“Those four cases of plague are cured,” he said shortly.
The brass hat puffed.
“In that case,” he said querulously, “there is nothing more to be done. Regulations have to be obeyed. You will carry out your orders, lieutenant?
The boarding-officer’s jaw dropped.
“You mean, sir—”
“He’s been ordered to be executed,” said the brass hat, indignantly. “Hasn’t the Navy learned yet that orders are to be obeyed first and questions asked afterwards?”
Ben released the last Thing into the fabric of the ship.
“But the plague isn’t finished,” he said, his eyes burning. “I inform you—and all my words are recorded—that if you land on any planet without my having cleaned your ship of the plague, you will start the plague again wherever you land.”
“But—that’s blackmail!” cried the brass hat.
There were sounds. Three more people came through the air lock.
-Two were the ranking officers of a Space-Navy cruiser. The third was a white-haired woman in a gray cloak. She had alert, intelligent eyes.
“Ma’am,” bellowed the brass hat. “This man has insulted and tried to blackmail the Galactic Commission! I have ordered him blasted!”
It would be unthinkable, of course, to carry out a death sentence in the presence of a member of the Galactic Commission itself. The white-haired woman said gently:
“More immediately important, I am afraid, is the fact that he called you a fool.” She looked at Ben. “I am Myra Thorn. I am one of the Galactic Commission. I was on my way to Galata, where the plague has broken out, to try to press its investigation. Within the past five minutes it appears that I have developed the plague myself. I feel that there is something within me, but separate from me, which gloats in triumphant hate. A Geiger counter verifies my diagnosis. And... I glow in darkness. The plague - is a form of life, is it not? An entity which is not quite matter?”
“Yes, ma’am,” said Ben. He regarded her from beneath frowning brows. “It is an organized form of electron gas.”
“I wish,” said the white-haired woman, “that you would broadcast— through the cruiser’s CC phone, since your own is dismantled—all the information you have on these entities, and the method you have devised for destroying them.”
“Yes, ma’am,” said Ben. He still regarded her- steadily.
“Then, at your convenience,” she said quietly, “you may clean the cruiser alongside, and last of all—but I must be last—you may cure me of the plague.”

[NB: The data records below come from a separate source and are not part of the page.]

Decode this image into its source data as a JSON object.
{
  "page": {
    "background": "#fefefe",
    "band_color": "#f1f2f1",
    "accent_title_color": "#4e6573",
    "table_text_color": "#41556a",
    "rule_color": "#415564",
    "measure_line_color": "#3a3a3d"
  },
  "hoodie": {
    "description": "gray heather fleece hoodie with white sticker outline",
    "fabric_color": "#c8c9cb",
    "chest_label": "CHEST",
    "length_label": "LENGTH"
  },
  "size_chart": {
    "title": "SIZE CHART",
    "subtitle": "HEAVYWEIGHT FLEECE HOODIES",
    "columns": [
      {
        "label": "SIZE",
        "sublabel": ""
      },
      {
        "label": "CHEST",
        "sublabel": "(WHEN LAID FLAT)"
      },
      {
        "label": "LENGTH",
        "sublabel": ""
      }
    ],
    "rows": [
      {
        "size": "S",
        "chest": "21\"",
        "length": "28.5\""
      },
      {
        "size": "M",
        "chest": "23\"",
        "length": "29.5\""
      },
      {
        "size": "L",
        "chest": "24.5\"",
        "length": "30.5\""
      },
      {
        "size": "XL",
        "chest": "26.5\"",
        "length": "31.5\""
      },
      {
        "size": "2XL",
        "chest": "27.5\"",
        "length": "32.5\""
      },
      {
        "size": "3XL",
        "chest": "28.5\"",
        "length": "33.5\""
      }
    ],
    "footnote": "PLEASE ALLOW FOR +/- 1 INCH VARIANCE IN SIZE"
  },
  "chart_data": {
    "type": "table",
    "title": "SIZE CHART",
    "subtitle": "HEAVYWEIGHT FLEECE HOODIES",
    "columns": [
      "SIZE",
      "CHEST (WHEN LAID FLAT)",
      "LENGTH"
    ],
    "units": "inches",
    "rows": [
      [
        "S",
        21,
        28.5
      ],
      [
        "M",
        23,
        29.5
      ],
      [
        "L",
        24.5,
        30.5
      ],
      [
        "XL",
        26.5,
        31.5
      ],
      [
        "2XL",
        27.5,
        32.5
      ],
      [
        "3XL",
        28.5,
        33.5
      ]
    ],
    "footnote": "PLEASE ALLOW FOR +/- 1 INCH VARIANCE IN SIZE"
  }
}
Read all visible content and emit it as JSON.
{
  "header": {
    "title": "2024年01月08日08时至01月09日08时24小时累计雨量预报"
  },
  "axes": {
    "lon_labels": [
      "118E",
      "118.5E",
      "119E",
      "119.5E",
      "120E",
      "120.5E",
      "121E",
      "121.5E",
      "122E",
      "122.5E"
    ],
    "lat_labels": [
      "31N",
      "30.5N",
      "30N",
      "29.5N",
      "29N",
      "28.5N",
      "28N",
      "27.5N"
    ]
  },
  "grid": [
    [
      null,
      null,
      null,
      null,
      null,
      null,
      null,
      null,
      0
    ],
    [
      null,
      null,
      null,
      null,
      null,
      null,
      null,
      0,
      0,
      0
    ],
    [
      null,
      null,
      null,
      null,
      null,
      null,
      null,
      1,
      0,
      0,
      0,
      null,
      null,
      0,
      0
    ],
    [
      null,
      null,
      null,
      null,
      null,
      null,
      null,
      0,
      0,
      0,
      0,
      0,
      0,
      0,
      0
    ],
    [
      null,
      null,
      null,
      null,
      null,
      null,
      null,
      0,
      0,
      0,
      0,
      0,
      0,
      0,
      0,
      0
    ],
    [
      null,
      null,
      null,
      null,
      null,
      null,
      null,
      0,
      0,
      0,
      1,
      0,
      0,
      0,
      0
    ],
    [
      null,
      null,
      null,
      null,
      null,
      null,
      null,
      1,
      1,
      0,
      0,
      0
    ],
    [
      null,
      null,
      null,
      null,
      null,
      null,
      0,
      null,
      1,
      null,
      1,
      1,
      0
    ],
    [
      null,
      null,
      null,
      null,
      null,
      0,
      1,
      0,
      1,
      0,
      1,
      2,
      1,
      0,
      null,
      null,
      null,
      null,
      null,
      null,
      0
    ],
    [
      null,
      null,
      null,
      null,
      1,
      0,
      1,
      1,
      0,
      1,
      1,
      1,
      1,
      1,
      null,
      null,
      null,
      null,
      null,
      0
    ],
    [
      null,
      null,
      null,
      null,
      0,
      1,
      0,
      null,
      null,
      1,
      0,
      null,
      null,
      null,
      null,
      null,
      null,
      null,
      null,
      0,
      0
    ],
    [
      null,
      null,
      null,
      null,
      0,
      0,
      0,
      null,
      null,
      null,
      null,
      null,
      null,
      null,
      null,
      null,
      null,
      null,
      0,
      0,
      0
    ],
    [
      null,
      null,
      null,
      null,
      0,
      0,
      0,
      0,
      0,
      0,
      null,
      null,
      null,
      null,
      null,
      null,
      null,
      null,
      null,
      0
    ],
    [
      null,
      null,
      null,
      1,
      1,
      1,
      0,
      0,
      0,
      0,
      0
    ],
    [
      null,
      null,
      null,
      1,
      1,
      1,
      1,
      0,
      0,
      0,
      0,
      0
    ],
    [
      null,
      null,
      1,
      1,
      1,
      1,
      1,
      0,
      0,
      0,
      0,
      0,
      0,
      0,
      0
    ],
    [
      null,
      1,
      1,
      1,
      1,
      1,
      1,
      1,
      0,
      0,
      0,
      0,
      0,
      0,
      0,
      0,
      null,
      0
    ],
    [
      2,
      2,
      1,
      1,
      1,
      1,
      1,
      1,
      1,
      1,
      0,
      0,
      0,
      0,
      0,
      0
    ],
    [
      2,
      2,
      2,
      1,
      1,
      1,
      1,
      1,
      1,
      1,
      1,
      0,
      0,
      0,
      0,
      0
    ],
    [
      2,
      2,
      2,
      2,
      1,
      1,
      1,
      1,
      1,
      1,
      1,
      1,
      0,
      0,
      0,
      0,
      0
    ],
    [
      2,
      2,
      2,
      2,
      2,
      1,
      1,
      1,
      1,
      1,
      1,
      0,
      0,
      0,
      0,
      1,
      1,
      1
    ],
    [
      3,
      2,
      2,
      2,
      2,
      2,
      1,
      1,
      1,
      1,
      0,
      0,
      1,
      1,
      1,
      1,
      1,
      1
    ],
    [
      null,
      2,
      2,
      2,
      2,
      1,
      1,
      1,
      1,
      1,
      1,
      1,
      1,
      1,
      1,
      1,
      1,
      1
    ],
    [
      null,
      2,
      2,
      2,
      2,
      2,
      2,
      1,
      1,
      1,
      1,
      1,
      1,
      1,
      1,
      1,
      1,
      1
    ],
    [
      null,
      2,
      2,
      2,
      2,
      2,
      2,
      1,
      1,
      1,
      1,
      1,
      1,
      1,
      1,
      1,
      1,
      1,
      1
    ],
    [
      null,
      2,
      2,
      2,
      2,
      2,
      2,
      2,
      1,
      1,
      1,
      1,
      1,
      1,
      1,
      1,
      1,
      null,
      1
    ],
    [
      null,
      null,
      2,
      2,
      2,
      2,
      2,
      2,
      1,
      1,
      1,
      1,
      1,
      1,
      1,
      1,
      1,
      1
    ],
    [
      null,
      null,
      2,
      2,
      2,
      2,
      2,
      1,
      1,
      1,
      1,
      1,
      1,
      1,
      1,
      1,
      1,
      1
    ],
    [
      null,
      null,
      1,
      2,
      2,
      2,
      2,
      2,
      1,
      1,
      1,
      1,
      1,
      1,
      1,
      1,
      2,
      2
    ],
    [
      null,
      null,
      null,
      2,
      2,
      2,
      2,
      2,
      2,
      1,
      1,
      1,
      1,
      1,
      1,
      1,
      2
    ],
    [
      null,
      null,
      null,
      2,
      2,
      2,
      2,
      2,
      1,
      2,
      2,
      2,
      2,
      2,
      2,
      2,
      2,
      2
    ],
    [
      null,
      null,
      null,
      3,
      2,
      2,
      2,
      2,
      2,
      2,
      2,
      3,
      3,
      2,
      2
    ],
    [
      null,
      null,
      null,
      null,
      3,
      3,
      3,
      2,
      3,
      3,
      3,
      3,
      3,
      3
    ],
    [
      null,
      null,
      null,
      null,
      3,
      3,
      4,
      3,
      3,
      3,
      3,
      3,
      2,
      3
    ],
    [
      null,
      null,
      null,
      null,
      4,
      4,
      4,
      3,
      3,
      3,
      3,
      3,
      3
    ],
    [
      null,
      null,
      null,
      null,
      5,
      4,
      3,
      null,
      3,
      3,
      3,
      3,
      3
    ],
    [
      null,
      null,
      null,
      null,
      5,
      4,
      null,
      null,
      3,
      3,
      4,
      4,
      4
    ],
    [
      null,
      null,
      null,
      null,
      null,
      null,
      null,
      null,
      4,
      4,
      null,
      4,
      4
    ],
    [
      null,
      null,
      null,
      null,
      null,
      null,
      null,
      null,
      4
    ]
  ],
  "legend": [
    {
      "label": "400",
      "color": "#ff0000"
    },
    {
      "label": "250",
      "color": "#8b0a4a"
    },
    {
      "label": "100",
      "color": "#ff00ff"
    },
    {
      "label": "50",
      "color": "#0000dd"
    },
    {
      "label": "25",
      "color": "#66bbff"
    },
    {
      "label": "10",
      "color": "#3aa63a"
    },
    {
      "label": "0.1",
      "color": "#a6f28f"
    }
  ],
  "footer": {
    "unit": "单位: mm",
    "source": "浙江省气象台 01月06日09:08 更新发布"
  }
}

“Easy enough,” said Ben grimly.
“Very well—” -
The brass hat bleated:
“But ma’am, there is an official order that he shall be blasted immediately upon his capture if not on sight! It is irregular! It is unheard of! A Commission order—And he has defied the Commission! He tried to blackmail it!”
The white-haired woman said meditatively:
“To be sure. Formalities must be observed. So I formally annul his sentence. And, by the way, I order you under arrest for courtmartial. The charge will be stupidity, incompetence, and arrogance. I have to make a charge,” she added mildly, “so we can have a psychometrist make a complete chart of your personality. Really, we must make regulations to keep your sort from having authority, hereafter. You do too much damage.” She turned again to Ben. “Now, what will you need?”
“Five minutes with your technical officer,” said Ben briefly. “Then he can do anything I could. But ma’am, I have a girl on board. She’s been officially reported dead, and sentenced to death afterward. I would like—” -
“A pardon? Of course!”
“No, ma’am, a wedding,”- said Ben. He grinned.
(Formal announcement by the Galactic Commission, Sitting in Executive Session, January 26, 2195.)
“The Galactic Commission makes it known that it recognizes that the plague upon Pharona, and its very great threat to the entire human race, cannot be blamed upon anything but certain ill-advised actions of members of the Administrative Service. Members of the Commission, having discovered this fact, have discovered other and further evidences of extraordinary incapacity and stupidity among high officials of the Administrative Service, and have determined that such persons fall into certain mental patterns which from now on are to be forbidden. Persons falling within patterns. . .“ (Here follows a list of sixteen mental patterns) “are forbidden hereafter to hold any office under the Commission, or any office of authority in any enterprise under the Commissipn’s guidance. The Commission recommends to planetary governments that such patterns be forbidden planetary positions of authority also, but since politics has enormous attraction for persons of these types, it cannot expect that they can successfully be excluded from legislative bodies until genetics supplies a means of breeding these strains out of the human race.”